←back to thread

183 points spacebanana7 | 5 comments | | HN request time: 0s | source

I appreciate developing ROCm into something competitive with CUDA would require a lot of work, both internally within AMD and with external contributions to the relevant open source libraries.

However the amount of resources at stake is incredible. The delta between NVIDIA's value and AMD's is bigger than the annual GDP of Spain. Even if they needed to hire a few thousand engineers at a few million in comp each, it'd still be a good investment.

Show context
fancyfredbot ◴[] No.43547461[source]
There is more than one way to answer this.

They have made an alternative to the CUDA language with HIP, which can do most of the things the CUDA language can.

You could say that they haven't released supporting libraries like cuDNN, but they are making progress on this with AiTer for example.

You could say that they have fragmented their efforts across too many different paradigms but I don't think this is it because Nvidia also support a lot of different programming models.

I think the reason is that they have not prioritised support for ROCm across all of their products. There are too many different architectures with varying levels of support.
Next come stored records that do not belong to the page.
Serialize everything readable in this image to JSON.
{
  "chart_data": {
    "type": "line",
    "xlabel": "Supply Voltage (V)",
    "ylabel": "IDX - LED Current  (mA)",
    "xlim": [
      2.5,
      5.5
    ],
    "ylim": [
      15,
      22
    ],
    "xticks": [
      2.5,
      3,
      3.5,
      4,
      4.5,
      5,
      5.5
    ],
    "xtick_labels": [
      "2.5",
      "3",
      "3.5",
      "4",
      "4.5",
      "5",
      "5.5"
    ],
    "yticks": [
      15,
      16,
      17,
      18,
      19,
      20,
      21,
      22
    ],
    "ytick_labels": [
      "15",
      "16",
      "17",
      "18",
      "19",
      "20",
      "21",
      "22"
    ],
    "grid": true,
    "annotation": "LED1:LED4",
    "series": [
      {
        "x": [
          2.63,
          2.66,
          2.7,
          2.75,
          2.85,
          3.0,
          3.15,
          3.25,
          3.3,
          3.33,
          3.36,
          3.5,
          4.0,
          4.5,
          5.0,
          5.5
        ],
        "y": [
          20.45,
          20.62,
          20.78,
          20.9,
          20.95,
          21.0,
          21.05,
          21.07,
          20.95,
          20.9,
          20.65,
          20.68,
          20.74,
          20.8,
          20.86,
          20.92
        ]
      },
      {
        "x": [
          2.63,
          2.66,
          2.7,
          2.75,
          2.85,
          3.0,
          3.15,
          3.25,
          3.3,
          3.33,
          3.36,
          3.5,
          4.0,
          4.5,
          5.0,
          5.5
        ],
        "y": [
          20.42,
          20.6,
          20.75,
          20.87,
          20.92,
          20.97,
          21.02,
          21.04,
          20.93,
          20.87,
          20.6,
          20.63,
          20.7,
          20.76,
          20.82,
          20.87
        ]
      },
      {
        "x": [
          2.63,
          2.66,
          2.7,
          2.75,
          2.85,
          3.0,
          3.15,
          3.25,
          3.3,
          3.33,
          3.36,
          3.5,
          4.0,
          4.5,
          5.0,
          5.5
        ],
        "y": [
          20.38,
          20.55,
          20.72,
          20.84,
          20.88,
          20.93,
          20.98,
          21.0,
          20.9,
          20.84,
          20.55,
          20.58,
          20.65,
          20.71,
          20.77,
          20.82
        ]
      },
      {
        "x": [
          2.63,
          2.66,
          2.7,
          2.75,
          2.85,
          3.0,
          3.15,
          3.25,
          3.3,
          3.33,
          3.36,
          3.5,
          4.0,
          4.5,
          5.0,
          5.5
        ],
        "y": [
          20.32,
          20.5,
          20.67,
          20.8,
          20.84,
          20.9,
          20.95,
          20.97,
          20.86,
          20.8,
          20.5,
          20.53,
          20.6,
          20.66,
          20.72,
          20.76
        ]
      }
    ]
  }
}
This isn't just historical. There is no ROCm support for their latest AI Max 395 APU. There is no nice cross architecture ISA like PTX. The drivers are buggy. It's just all a pain to use. And for that reason "the community" doesn't really want to use it, and so it's a second class citizen.

This is a management and leadership problem. They need to make using their hardware easy. They need to support all of their hardware. They need to fix their driver bugs.

replies(6): >>43547568 #>>43547675 #>>43547799 #>>43547827 #>>43549724 #>>43558036 #
thrtythreeforty ◴[] No.43547568[source]
This ticket, finally closed after being open for 2 years, is a pretty good micocosm of this problem:

https://github.com/ROCm/ROCm/issues/1714

Users complaining that the docs don't even specify which cards work.

But it goes deeper - a valid complaint is that "this only supports one or two consumer cards!" A common rebuttal is that it works fine on lots of AMD cards if you set some environment flag to force the GPU architecture selection. The fact that this is so close to working on a wide variety of hardware, and yet doesn't, is exactly the vibe you get with the whole ecosystem.

replies(6): >>43547700 #>>43547940 #>>43547988 #>>43548203 #>>43549097 #>>43550313 #
iforgotpassword ◴[] No.43549097[source]
What I don't get is why they don't at least assign a dev or two to make the poster child of this work: llama.cpp

It's the first thing anyone tries when trying to dabble in AI or compute on the gpu, yet it's a clusterfuck to get to work. A few blessed cards work, with proper drivers and kernel; others just crash, perform horribly slow, or output GGGGGGGGGGGGGG to every input (I'm not making this up!) Then you LOL, dump it and go buy nvidia et voila, stuff works first try.

replies(1): >>43553556 #
wkat4242 ◴[] No.43553556[source]
It does work, I have it running on my Radeon VII Pro
replies(1): >>43555944 #
Filligree ◴[] No.43555944[source]
It sometimes works.
replies(1): >>43557032 #
1. wkat4242 ◴[] No.43557032[source]
How so? It's rock solid for me. I use ollama but it's based on llama.cpp

It's quite fast also, probably because that card has fast HBM2 memory (it has the same memory bandwidth as a 4090). And it was really cheap as it was on deep sale as an outgoing model.

replies(2): >>43558171 #>>43560454 #
2. Filligree ◴[] No.43558171[source]
"Sometimes" as in "on some cards". You're having luck with yours, but that doesn't mean it's a good place to build a community.
replies(1): >>43560427 #
3. wkat4242 ◴[] No.43560427[source]
Ah I see. Yes, but you pick the card for the purpose of course. I also don't like the way they have such limited support on ROCm. But when it works it works well.

I have Nvidia cards too by the way, a 4090 and a 3060 (the latter I use for AI also, but more for Whisper because faster-whisper doesn't do ROCm right now).

4. halJordan ◴[] No.43560454[source]
Aside from the fact that gfx906 is one of the blessed architecture mentioned (so why would it not work). Like how do you look at your specific instance and then turn around and say "All of you are lying, it works perfectly." How do you square that circle in your head
replies(1): >>43564900 #
5. wkat4242 ◴[] No.43564900[source]
No I was just a bit thrown by the "sometimes". I thought they were referring to a reliability issue. I am aware of the limited card support with ROCm and I complained about this elsewhere in the thread too.

Also I didn't accuse anyone of lying. No need to be so confrontational. And my remark to the original poster at the top was from before they clarified their post.

I just don't really see what AMD can do to make ollama work better other than porting ROCm to all their cards which is definitely something they should do.

And no I'm not an AMD fanboi. I have no loyalty to anyone, any company or any country.